The organisation I work for is very application rich i.e. there are lots of SQL and Oracle databases. We are thinking about a data warehouse.
I believe there is a difference between an Enterprise Resource Planning system and a Data Warehouse. An ERP would involve integrating all the systems together and having one database schema for everything. A Data Warehouse would involve creating a copy database (or copy databases) for analysis reasons. The Data Warehouse could extract information from the original repositories or the ERP system.
Have I understood this correctly?
Are there Data Warehouse products that are available to but or to you have to use Microsoft tools/Oracle tools e.g. SSIS, SSAS etc to write your own?
ERP –> Purchase Ledger, Ordering + Stock Control
Data WareHouse –. Ad Hoc reporting
Or put it another way ERP is generally speaking an on-line system used by the many people in the company. There will usually be a work flow component as in the Foo department orders widgets which need approval from accounts, the order is actually placed by purchasing and the physical installation handled by building services.
A data warehouse is a cumulative copy of various significant data items from other systems in the company. And is used by management to track things like the monthly spend on widgets over the last two years.
1
Expanding on what James said, your live application databases would tend to be build for speed and for strict business rules to ensure data integrity. You might only keep a small amount of the total data in these databases at any particular time (e.g that last 2 days of customer activity), and the focus is on quick response and business integrity.
A data warehouse is generally build for size, with much less focus on speed and/or data integrity. Generally you try and store everything, the idea being that you don’t know what you will need when you are storing it. These systems are not build for speed, as speed on a system that size would be impractical without investing millions in memory and solid state drives. As such they are never accessed by live customer facing applications (because they are so huge they would slow down these applications).
Instead they are build for queries that need access to large amounts of data to get the correct answer. A query on a data warehouse might take from a few seconds to a few days, depending on the complexity. When I worked in a bank we ran a lot of queries for the long term planning guys, to decide things like what customers to target for savings promotion, or to figure out the ideal place to put a new ATM. An example query on a data warehouse would be something like give me the home address of every customer with a current account who has accessed one of these 10 ATMs between 2000 and 2004 more than 3 times a week to withdraw more than $10. That query would be run over literally billions of records (millions of customers, billions of ATM interactions etc), and could take hours to run.

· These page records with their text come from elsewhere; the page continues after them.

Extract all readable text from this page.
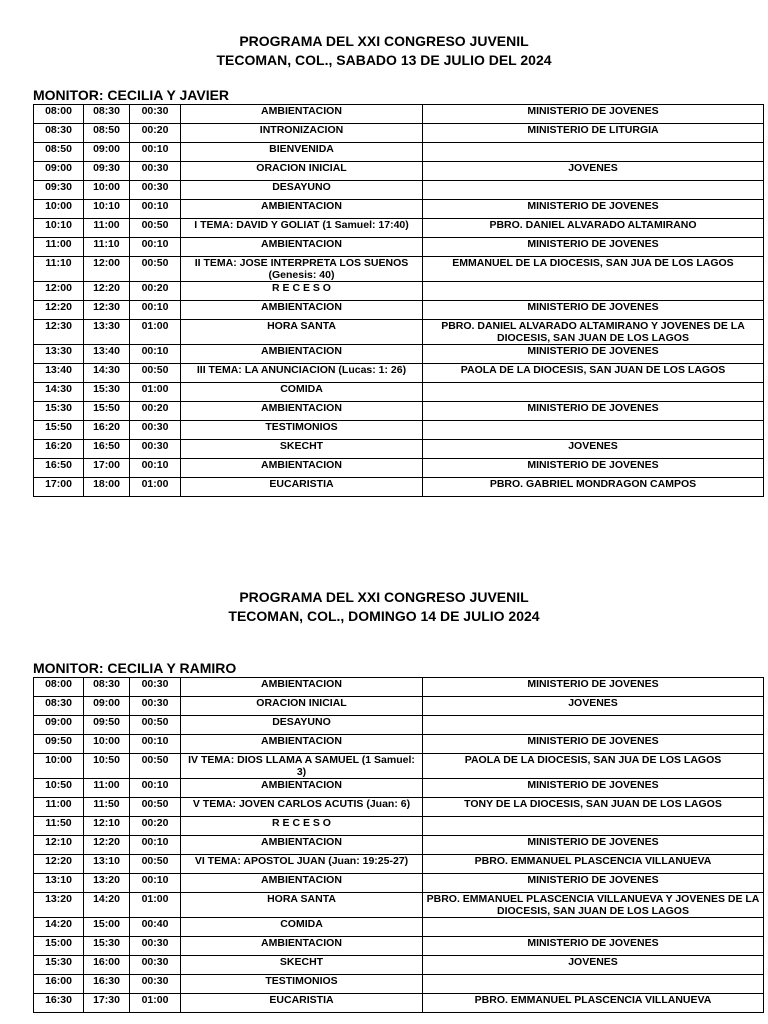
PROGRAMA DEL XXI CONGRESO JUVENIL
TECOMAN, COL., SABADO 13 DE JULIO DEL 2024
MONITOR: CECILIA Y JAVIER
08:00	08:30	00:30	AMBIENTACION	MINISTERIO DE JOVENES
08:30	08:50	00:20	INTRONIZACION	MINISTERIO DE LITURGIA
08:50	09:00	00:10	BIENVENIDA	
09:00	09:30	00:30	ORACION INICIAL	JOVENES
09:30	10:00	00:30	DESAYUNO	
10:00	10:10	00:10	AMBIENTACION	MINISTERIO DE JOVENES
10:10	11:00	00:50	I TEMA: DAVID Y GOLIAT (1 Samuel: 17:40)	PBRO. DANIEL ALVARADO ALTAMIRANO
11:00	11:10	00:10	AMBIENTACION	MINISTERIO DE JOVENES
11:10	12:00	00:50	II TEMA: JOSE INTERPRETA LOS SUENOS (Genesis: 40)	EMMANUEL DE LA DIOCESIS, SAN JUA DE LOS LAGOS
12:00	12:20	00:20	R E C E S O	
12:20	12:30	00:10	AMBIENTACION	MINISTERIO DE JOVENES
12:30	13:30	01:00	HORA SANTA	PBRO. DANIEL ALVARADO ALTAMIRANO Y JOVENES DE LA DIOCESIS, SAN JUAN DE LOS LAGOS
13:30	13:40	00:10	AMBIENTACION	MINISTERIO DE JOVENES
13:40	14:30	00:50	III TEMA: LA ANUNCIACION (Lucas: 1: 26)	PAOLA DE LA DIOCESIS, SAN JUAN DE LOS LAGOS
14:30	15:30	01:00	COMIDA	
15:30	15:50	00:20	AMBIENTACION	MINISTERIO DE JOVENES
15:50	16:20	00:30	TESTIMONIOS	
16:20	16:50	00:30	SKECHT	JOVENES
16:50	17:00	00:10	AMBIENTACION	MINISTERIO DE JOVENES
17:00	18:00	01:00	EUCARISTIA	PBRO. GABRIEL MONDRAGON CAMPOS
PROGRAMA DEL XXI CONGRESO JUVENIL
TECOMAN, COL., DOMINGO 14 DE JULIO 2024
MONITOR: CECILIA Y RAMIRO
08:00	08:30	00:30	AMBIENTACION	MINISTERIO DE JOVENES
08:30	09:00	00:30	ORACION INICIAL	JOVENES
09:00	09:50	00:50	DESAYUNO	
09:50	10:00	00:10	AMBIENTACION	MINISTERIO DE JOVENES
10:00	10:50	00:50	IV TEMA: DIOS LLAMA A SAMUEL (1 Samuel: 3)	PAOLA DE LA DIOCESIS, SAN JUA DE LOS LAGOS
10:50	11:00	00:10	AMBIENTACION	MINISTERIO DE JOVENES
11:00	11:50	00:50	V TEMA: JOVEN CARLOS ACUTIS (Juan: 6)	TONY DE LA DIOCESIS, SAN JUAN DE LOS LAGOS
11:50	12:10	00:20	R E C E S O	
12:10	12:20	00:10	AMBIENTACION	MINISTERIO DE JOVENES
12:20	13:10	00:50	VI TEMA: APOSTOL JUAN (Juan: 19:25-27)	PBRO. EMMANUEL PLASCENCIA VILLANUEVA
13:10	13:20	00:10	AMBIENTACION	MINISTERIO DE JOVENES
13:20	14:20	01:00	HORA SANTA	PBRO. EMMANUEL PLASCENCIA VILLANUEVA Y JOVENES DE LA DIOCESIS, SAN JUAN DE LOS LAGOS
14:20	15:00	00:40	COMIDA	
15:00	15:30	00:30	AMBIENTACION	MINISTERIO DE JOVENES
15:30	16:00	00:30	SKECHT	JOVENES
16:00	16:30	00:30	TESTIMONIOS	
16:30	17:30	01:00	EUCARISTIA	PBRO. EMMANUEL PLASCENCIA VILLANUEVA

How you build your database and what software you use will depend largely on the type of data you are collecting.
For example if you are collecting logs from your applications, then there are specialist software for large collection of logs, such as Splunk and ElasticSearch
If you collecting a host of different data that doesn’t really all match up in a nice neat fashion something like an Hadoop cluster. Hadoop works on plain text files by splitting the files over a lot of machines and then running small programs on the text files to gather the information you want. Hadoop is open source but there are a lot of companies that have build commercially supported products around Hadoop.

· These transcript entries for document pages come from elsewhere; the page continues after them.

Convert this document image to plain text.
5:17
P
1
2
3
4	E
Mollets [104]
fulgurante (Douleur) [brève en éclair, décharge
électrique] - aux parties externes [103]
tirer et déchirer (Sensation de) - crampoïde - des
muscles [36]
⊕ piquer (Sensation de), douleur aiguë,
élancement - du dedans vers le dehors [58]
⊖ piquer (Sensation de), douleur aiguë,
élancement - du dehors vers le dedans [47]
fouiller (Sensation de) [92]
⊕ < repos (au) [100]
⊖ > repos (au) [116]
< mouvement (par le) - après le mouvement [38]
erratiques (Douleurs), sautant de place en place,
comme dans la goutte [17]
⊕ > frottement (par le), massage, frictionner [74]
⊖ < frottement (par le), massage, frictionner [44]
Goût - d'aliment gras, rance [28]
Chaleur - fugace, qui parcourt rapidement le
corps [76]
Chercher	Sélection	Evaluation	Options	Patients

Of course a data warehouse can simply be a large database, such as MySQL, PostgreSQL or Oracle. This might be ideal if you already have all your data formatted into relational tables. In this case you simply copy your data to your data warehouse. MySQL, Oracle and PostgreSQL all have specific features tailored to running the databases as a data warehouse where the emphasis is on speed. A commercial database that specialises in data warehousing is Teradata.
An ERP may be a single product line like SAP, Oracle, (with many sub modules), but it can be separate applications (by manufacturer and technology stack), but are integrated. Data may transfer from one database schema to another. Example would be using SalesForce.com to handle the acquisition of new business but an accounting app is used to manage the billing/post closing of the account.
The data warehouse is build more for reporting (denormalized) and not managing transactions (more normalized). There can also be snapshots for different periods for trending and other point-in-time analysis. Many BI tools work better in these environments.
You may find some ERP systems have a data warehouse component. There are probably data warehouses that are industry specific, but would still need a lot of setup and possible customization. Another benefit is these companies would have inhouse expertise for the technology and industry.
I realize terminology can help with communication, but I would decide on what your needs are and then find solutions. These are very general terms with many meanings. Personally, I’d rather call it Project X than have a bunch of people call it ERP when there is a large data warehouse component.